Over to minikube again

This is write up on minikube usage for my future self. I was using minikube for almost a year(~2018) but with the ‘none’ driver, i.e, the docker backend since the using the VM was quite heavy on my machine and also it had issues with sharing the images between the cluster and the development machine.

I was quite happy with the setup except for the fact whenever i switched network i had to restart the minikube again, I didn’t figure out a solution for that. But it was annoying, as often i work from both home and office.

Slowly, I lost interest with that setup and started to use K3s(rancher) thing and it was quite nice.But it also had its limitations.

As usual test cluster don’t offer freedom. Freedom is a hard compromise, so i came back to this setup again, to see probably the improvements have made it better.

Lets do it!

Install

We will download and install the latest minikube, also remember I will use docker backend, incase you have to use a hypervisor check the installation guide and pick the suitable one.
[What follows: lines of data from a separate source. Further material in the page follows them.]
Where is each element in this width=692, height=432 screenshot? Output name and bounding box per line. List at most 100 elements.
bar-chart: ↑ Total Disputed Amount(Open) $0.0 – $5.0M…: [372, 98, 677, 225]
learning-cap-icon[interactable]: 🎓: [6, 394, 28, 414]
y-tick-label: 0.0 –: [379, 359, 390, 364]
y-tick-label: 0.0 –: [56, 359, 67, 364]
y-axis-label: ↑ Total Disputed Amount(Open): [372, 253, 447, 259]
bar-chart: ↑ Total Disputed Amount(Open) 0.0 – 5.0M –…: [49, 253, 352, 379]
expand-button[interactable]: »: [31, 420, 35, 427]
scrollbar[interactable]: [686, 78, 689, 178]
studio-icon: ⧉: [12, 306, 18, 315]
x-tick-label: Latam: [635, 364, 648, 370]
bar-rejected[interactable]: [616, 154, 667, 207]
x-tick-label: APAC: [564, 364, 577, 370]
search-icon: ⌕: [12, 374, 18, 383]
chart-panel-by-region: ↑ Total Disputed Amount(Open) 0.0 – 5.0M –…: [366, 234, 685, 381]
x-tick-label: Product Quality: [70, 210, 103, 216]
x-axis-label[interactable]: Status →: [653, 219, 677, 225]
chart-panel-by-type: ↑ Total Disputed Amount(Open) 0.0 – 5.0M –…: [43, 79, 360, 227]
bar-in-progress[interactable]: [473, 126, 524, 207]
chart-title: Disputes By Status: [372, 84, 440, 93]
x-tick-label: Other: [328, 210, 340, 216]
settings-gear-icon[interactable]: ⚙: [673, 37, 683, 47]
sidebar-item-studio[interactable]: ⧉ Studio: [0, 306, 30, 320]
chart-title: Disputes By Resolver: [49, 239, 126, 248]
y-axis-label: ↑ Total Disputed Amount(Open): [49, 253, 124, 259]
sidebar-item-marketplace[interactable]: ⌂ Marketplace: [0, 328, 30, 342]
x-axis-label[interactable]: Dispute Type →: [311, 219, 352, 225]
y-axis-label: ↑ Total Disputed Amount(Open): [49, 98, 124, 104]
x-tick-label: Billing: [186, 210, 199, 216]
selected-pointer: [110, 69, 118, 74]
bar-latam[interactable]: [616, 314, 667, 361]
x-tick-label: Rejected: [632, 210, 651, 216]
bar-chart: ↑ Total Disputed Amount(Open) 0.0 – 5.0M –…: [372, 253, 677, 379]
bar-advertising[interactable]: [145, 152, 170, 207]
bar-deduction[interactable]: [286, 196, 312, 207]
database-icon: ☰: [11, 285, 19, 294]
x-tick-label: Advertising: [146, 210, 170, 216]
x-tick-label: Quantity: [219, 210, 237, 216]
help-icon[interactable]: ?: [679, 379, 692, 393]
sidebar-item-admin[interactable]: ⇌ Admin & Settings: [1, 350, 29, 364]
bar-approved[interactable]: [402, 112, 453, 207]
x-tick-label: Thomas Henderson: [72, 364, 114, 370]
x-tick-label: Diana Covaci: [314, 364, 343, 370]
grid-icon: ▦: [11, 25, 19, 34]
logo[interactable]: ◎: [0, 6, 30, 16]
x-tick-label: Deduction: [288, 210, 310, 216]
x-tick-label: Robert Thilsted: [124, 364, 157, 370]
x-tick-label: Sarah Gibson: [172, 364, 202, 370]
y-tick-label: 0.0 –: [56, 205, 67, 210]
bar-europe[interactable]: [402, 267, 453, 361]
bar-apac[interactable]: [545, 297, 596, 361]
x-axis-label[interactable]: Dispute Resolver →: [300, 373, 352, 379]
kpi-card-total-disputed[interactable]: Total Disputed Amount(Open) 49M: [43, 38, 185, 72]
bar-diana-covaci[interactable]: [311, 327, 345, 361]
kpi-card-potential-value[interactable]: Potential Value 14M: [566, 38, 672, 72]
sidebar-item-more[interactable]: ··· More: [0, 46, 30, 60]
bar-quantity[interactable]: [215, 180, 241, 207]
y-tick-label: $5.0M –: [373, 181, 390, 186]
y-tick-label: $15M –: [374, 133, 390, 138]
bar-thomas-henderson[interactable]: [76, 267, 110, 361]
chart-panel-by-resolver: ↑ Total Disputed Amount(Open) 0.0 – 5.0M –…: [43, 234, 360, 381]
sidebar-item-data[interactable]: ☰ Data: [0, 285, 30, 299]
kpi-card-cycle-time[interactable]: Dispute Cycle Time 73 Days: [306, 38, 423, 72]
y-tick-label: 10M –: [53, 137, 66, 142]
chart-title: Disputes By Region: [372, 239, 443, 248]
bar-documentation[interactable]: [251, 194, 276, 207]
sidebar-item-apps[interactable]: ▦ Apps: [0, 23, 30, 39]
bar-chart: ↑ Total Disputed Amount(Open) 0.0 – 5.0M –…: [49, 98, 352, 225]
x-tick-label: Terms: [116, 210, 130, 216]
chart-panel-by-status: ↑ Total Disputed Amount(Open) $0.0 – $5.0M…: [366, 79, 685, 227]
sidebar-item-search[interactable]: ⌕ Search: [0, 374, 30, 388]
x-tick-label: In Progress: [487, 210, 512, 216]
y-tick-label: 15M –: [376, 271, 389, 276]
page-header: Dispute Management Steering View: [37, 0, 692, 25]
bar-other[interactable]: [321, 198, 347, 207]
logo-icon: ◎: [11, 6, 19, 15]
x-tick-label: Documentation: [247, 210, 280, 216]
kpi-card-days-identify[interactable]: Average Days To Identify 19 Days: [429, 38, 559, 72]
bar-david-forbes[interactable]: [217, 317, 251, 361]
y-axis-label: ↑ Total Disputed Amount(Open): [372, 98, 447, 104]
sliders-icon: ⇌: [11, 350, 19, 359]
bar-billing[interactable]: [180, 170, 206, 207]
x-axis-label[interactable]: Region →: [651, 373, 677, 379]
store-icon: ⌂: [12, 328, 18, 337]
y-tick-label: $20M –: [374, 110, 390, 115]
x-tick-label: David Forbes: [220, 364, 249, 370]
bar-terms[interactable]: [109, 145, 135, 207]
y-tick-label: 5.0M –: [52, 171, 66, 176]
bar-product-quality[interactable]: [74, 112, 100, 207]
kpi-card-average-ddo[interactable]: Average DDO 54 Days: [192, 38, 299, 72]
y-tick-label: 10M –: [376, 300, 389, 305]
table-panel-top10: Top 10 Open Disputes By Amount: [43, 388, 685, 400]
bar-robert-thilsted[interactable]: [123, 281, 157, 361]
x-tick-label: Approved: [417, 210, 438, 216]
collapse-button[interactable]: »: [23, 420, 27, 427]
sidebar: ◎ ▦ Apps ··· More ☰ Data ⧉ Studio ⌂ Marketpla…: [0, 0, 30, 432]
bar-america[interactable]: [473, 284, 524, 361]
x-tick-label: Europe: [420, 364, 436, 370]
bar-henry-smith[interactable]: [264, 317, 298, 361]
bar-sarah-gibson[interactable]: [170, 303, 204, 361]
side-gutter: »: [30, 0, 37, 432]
 curl -Lo minikube https://storage.googleapis.com/minikube/releases/latest/minikube-linux-amd64 \
  && chmod +x minikube
  sudo minikube /usr/local/bin/minikube
  minikube version

See the installation guide

Start

Now that we have installed,let us try to start it. Beware, if you have a KUBECONFIG value it might update the minikube’s context to that current kubeconfig file and change the current context.

If want to avoid that, may be start with unsetting the KUBECONFIG variable.

    minikube start --driver=docker --kubernetes-version=v1.17.3 --cpus=2 --memory=4g

I want to use the docker driver and want to have a specific kubernetes version instead of the default latest version.

Check

First let us check if the service is up

    minikube status

Output

    minikube
    type: Control Plane
    host: Running
    kubelet: Running
    apiserver: Running
    kubeconfig: Configured

That should be easy and should make you happy

Use

Now test if we can really use the service,

    kubectl create deployment hello-minikube --image=k8s.gcr.io/echoserver:1.10
    kubectl expose deployment hello-minikube --type=NodePort --port=8080
    kubectl get pod
    kubectl get svc

As the sevice is exposed as NodePort, we can ask minikube to get address of the service.

    minikube service hello-minikube --url

Issues

I had to use ImageSecrets for pulling the images(secure registries) that is exactly what i wanted, so i tried to run some of the charts in our current development and it was working.

But probably, i need to restart the minikube with more cpu & memory.

Also remember there could be containers asking for more cpu/memory which could fail, so if there are crashbackloop due to memory check the helm manifest and adjust the resource values.